The sparkling flavor of tomatoes marinated with Gaeta olives makes this uncooked sauce quite zesty. A great summer pasta, and wonderful for a buffet.

Ingredients:

12 large ripe plum tomatoes
1/2 cup olive oil
3 large cloves garlic
1/2 cup black olives, pitted and sliced into thin strips
3 tbsp minced fresh basil
1/4 cup minced Italian parsley leaves
Salt
1/2 tsp freshly milled black pepper
1 lb fusilli (twists)
Freshly grated Romano cheese

Preparation:

1 – Blanch fresh tomatoes in boiling water for 1 minute. Transfer to a colander and rinse under cold water. Peel skins with a small paring knife. Cut each tomato in half lengthwise. Squeeze each half and discard all of the seeds. Slice into 1/4-inch strips, place in strainer set over a bowl and reserve juice.

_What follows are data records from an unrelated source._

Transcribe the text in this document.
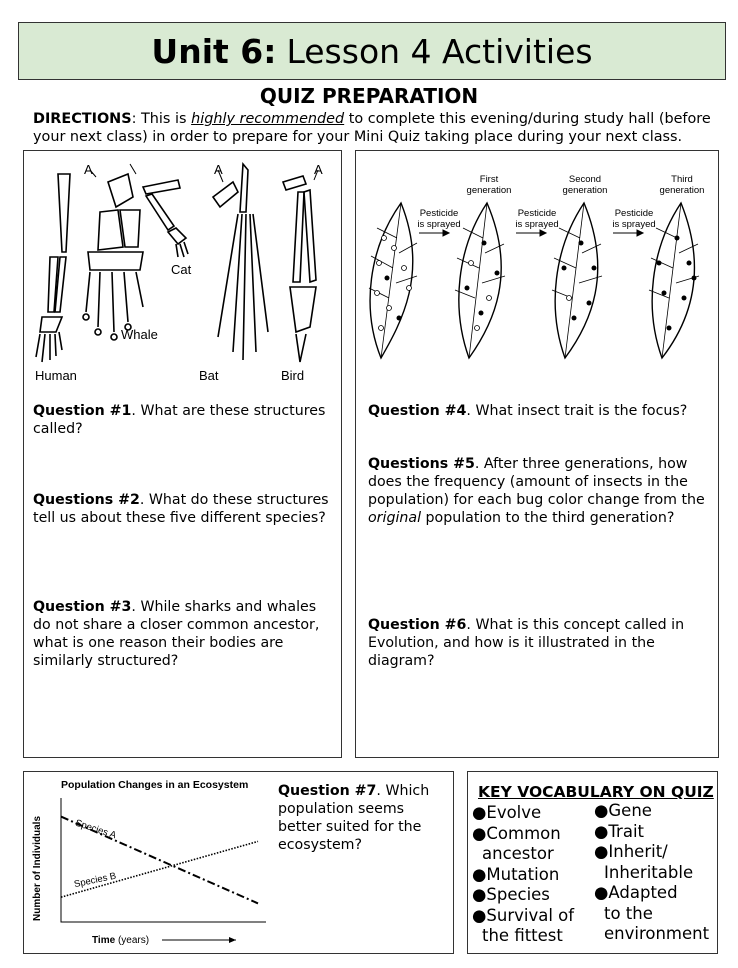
Unit 6: Lesson 4 Activities
QUIZ PREPARATION
DIRECTIONS: This is highly recommended to complete this evening/during study hall (before your next class) in order to prepare for your Mini Quiz taking place during your next class.
A	A	A
Cat
Whale
Human	Bat	Bird
Question #1. What are these structures called?
Questions #2. What do these structures tell us about these five different species?
Question #3. While sharks and whales do not share a closer common ancestor, what is one reason their bodies are similarly structured?
First
generation
Second
generation
Third
generation
Pesticide
is sprayed
Pesticide
is sprayed
Pesticide
is sprayed
Question #4. What insect trait is the focus?
Questions #5. After three generations, how does the frequency (amount of insects in the population) for each bug color change from the original population to the third generation?
Question #6. What is this concept called in Evolution, and how is it illustrated in the diagram?
Population Changes in an Ecosystem
Number of Individuals
Time (years)
Species A
Species B
Question #7. Which population seems better suited for the ecosystem?
KEY VOCABULARY ON QUIZ
●Evolve
●Common
ancestor
●Mutation
●Species
●Survival of
the fittest
●Gene
●Trait
●Inherit/
Inheritable
●Adapted
to the
environment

2 – In a medium bowl, combine tomatoes, 1/2 cup olive oil, garlic, olives, basil, parsley, 1 tsp salt and pepper; mix well with wooden spoon. Transfer to a 1 1/2 quart jar with a tight-fitting lid. Refrigerate sauce for at least 6 hours or overnight, turning jar 3 to 4 times so that tomatoes will be well coated with marinade. Pour reserved juice into a small kar, cover and refrigerate.

3 – Remove sauce and reserved juice from refrigerator and let stand at room temperature for 2 hours before serving. Discard garlic from sauce just before tossing with pasta.

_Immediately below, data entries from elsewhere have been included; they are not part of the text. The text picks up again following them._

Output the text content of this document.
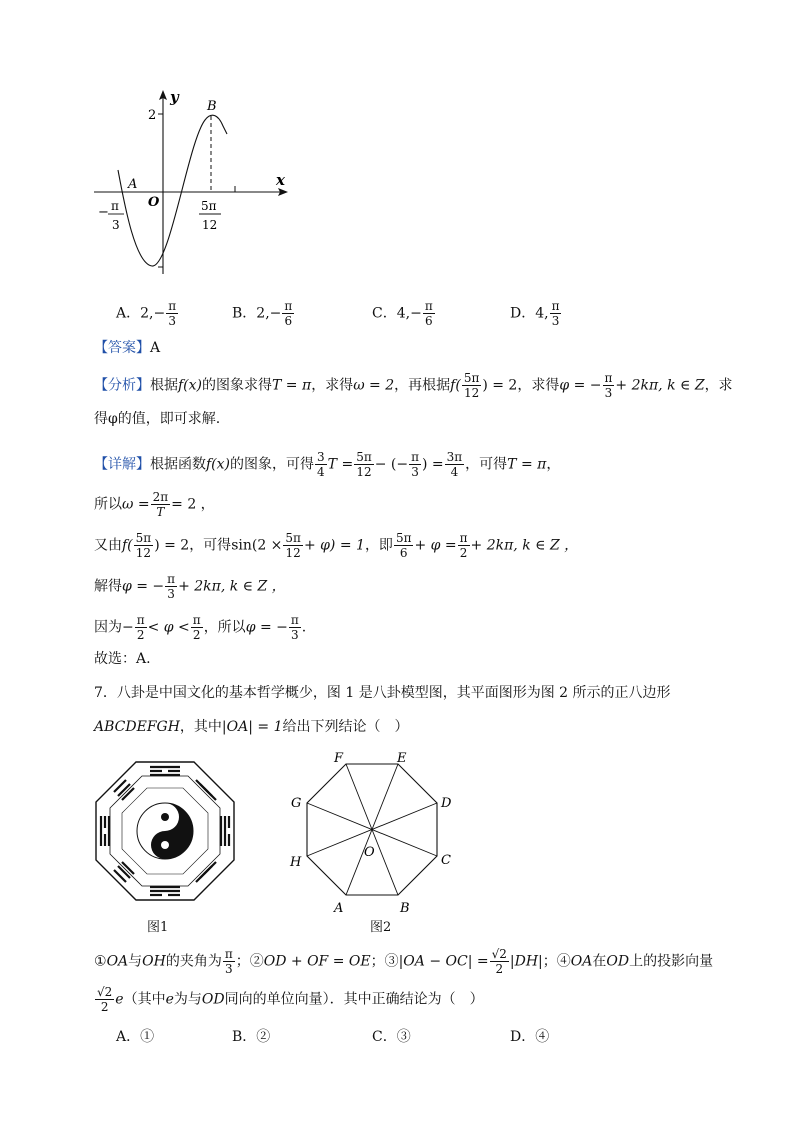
y
x
2
A
B
O
− π
3
5π
12
A．$2,- \frac{\pi}{3}$	B．$2,- \frac{\pi}{6}$	C．$4,- \frac{\pi}{6}$	D．4, $\frac{\pi}{3}$
【答案】A
【分析】根据f(x)的图象求得T = π，求得ω = 2，再根据$f( \frac{5\pi}{12}$ ) = 2，求得φ = − $\frac{\pi}{3} + 2k\pi$, k ∈ Z，求
得φ的值，即可求解.
【详解】根据函数f(x)的图象，可得 $\frac{3}{4}$ $T = \frac{5\pi}{12}$ − (− $\frac{\pi}{3}$ ) = $\frac{3\pi}{4}$ ，可得T = π，
所以$\omega = \frac{2\pi}{T} = 2$ ，
又由$f( \frac{5\pi}{12}$ ) = 2，可得$\sin(2 \times \frac{5\pi}{12} + \varphi) = 1$，即 $\frac{5\pi}{6} + \varphi = \frac{\pi}{2} + 2k\pi$, k ∈ Z ，
解得φ = − $\frac{\pi}{3} + 2k\pi$, k ∈ Z ，
因为− $\frac{\pi}{2} < \varphi < \frac{\pi}{2}$ ，所以φ = − $\frac{\pi}{3}$ .
故选：A.
7．八卦是中国文化的基本哲学概少，图 1 是八卦模型图，其平面图形为图 2 所示的正八边形
ABCDEFGH，其中|OA| = 1给出下列结论（　）
图1
F	E
G	D
H	C
A	B
O
图2
①OA与OH的夹角为 $\frac{\pi}{3}$ ；②OD + OF = OE；③|OA − $OC| = \frac{√2}{2} |DH|$；④OA在OD上的投影向量
$\frac{√2}{2} e$（其中e为与OD同向的单位向量）．其中正确结论为（　）
A．①	B．②	C．③	D．④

4 – Cook pasta in 6 quarts boiling water with 1 tbsp salt until al dente. Drain pasta in a colander, transfer to a bowl containing 1 tbsp olive oil and toss quickly. Toss pasta with 3/4 of the sauce. If pasta is a little dry when tossing, add about 1/2 cup of the reserved juice to moisten. Spoon remaining suace on top and serve with freshly grated Romano cheese.